Parish Church Of The Holy Trinity is a Grade II* listed building in the South Gloucestershire local planning authority area, England. First listed on 3 March 1961. Parish church. 1 related planning application.

Parish Church Of The Holy Trinity

WRENN ID
long-minaret-magpie
Grade
II*
Local Planning Authority
South Gloucestershire
Country
England
Date first listed
3 March 1961
Type
Parish church
Source
Historic England listing

Also on this page: related consents · flood risk · radon risk · detailed attributes ↓

Description

The Parish Church of the Holy Trinity is an Anglican parish church dating to the 12th century, with significant alterations in the 14th and 15th centuries and a restoration around 1881 by W.L. Bernard. The church comprises a west tower, a nave, a north aisle and north chapel, a south porch, and a chancel. It is constructed of coursed rubble with freestone dressings, with ashlar used in the tower; the roof is tiled with embattled parapets to the nave and north aisle.

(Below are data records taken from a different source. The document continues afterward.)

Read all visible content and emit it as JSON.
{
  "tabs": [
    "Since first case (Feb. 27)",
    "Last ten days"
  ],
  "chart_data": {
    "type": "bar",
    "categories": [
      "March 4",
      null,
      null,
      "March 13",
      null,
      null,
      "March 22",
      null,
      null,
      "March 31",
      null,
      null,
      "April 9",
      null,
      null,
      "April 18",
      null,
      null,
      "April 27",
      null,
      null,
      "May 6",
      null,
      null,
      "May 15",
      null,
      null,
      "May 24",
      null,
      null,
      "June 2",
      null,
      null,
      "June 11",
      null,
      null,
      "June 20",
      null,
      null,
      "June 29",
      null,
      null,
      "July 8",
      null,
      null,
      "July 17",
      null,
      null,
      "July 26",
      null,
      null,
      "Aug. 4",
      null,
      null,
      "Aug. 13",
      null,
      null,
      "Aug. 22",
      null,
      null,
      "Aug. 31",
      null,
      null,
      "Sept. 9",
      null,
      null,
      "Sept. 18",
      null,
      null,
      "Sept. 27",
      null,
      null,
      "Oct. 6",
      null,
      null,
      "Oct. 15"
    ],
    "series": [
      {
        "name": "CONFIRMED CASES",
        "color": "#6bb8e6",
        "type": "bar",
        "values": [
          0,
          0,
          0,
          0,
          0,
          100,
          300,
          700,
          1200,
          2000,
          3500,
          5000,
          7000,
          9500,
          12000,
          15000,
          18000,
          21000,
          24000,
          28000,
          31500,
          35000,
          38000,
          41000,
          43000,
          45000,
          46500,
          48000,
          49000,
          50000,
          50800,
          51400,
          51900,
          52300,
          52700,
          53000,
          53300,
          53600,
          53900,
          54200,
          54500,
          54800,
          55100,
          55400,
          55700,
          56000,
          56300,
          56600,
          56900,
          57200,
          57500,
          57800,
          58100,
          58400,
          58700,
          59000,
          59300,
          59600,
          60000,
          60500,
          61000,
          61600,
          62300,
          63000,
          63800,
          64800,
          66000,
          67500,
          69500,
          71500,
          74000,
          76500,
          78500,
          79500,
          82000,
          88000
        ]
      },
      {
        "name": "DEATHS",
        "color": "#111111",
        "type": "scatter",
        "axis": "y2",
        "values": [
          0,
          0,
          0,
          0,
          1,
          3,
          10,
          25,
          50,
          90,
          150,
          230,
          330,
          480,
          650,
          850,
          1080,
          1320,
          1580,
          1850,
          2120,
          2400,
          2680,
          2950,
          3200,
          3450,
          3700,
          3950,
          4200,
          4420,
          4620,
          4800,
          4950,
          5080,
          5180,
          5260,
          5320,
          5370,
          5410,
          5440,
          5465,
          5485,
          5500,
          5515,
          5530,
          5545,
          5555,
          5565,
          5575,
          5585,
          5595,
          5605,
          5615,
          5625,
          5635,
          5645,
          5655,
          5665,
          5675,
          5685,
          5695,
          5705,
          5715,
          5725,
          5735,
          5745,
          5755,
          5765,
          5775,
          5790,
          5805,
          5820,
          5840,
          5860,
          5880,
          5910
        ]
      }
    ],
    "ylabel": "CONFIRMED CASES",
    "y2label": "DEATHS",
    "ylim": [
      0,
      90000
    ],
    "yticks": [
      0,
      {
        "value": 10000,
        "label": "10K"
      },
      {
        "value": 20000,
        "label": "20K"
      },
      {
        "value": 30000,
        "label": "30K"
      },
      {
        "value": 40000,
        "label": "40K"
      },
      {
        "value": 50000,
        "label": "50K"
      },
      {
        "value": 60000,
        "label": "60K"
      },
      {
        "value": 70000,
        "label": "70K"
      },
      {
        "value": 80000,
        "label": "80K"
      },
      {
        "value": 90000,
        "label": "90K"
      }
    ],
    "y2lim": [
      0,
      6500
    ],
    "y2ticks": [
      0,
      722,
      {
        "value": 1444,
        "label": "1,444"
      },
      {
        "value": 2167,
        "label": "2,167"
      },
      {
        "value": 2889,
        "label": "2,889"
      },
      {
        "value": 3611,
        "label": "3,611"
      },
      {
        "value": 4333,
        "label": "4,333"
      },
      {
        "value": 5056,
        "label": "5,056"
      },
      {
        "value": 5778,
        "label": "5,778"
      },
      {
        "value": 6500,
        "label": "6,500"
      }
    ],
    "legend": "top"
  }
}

The west tower is of the 14th century, with three stages and diagonal buttresses topped with pinnacles. It has an embattled parapet with crocketed pinnacles and gargoyles. A polygonal stair turret is located on the north east corner. The bell chamber features 3-light openings with transoms, reticulated tracery, and pierced stonework, as well as image niches on each elevation of the second stage. The west window is of two lights, and the west doorway has enriched spandrels. On the nave’s south side are three 2-light, square-headed, Perpendicular style windows with dripmoulds and square stops, with cusped heads to the tracery. Remains of a projecting rood stair turret are visible, along with projecting gargoyles. The south porch has an embattled parapet and a heavily moulded doorway. The north aisle, dating to 1881, has four 3-light Perpendicular style windows with cusped tracery and 4-centred heads under dripmoulds. The north chapel, also from 1881, incorporates a projecting organ chamber of 1929. Set into the north wall is a figure of St. John the Baptist, dated 1496 and originally from the demolished Pool House, accompanied by the inscription “STE. JOHES BAPTISTA” and the date “IN THE YERE OF OURE LORDS GOD M.CCC. III SCORE XVI. TRINITE MONDAY XXII DAY OF MAY”. The chancel, from 1881, contains two 2-light Perpendicular style windows, and an east window with a datestone of 1749.

Inside, the church has a four-bay arcade from 1881, constructed with attached shafts and a hollow moulding; the roofs are of Perpendicular style. The chancel arch is from 1881. The tower features fine fan vaulting. The pulpit is of Jacobean design, polygonal and set on a 19th-century ashlar base. The octagonal font has a quatrefoil bowl, and is of Perpendicular style. Numerous monuments are present, including a baroque memorial to William Giles (1750), a Purnell funeral hatchment (1743), a marble plaque to Mary Worrall (1694), a memorial to Hobbs (1740), and a memorial to William Worrall (1735). In the nave, there are a Gothic memorial to William Hobbs (1860), a classical tablet to Stokes (1773), a baroque tablet to John Purnell (1726), and a plain tablet to Spert (1638). Other memorials include works by W. Paty of Bristol (1762), Elizabeth Yate (1721), J. Hickes (1739), and John Summer (1763). A brass chandelier from 1728 is in the chancel, and a chandelier from around 1920 is in the north aisle.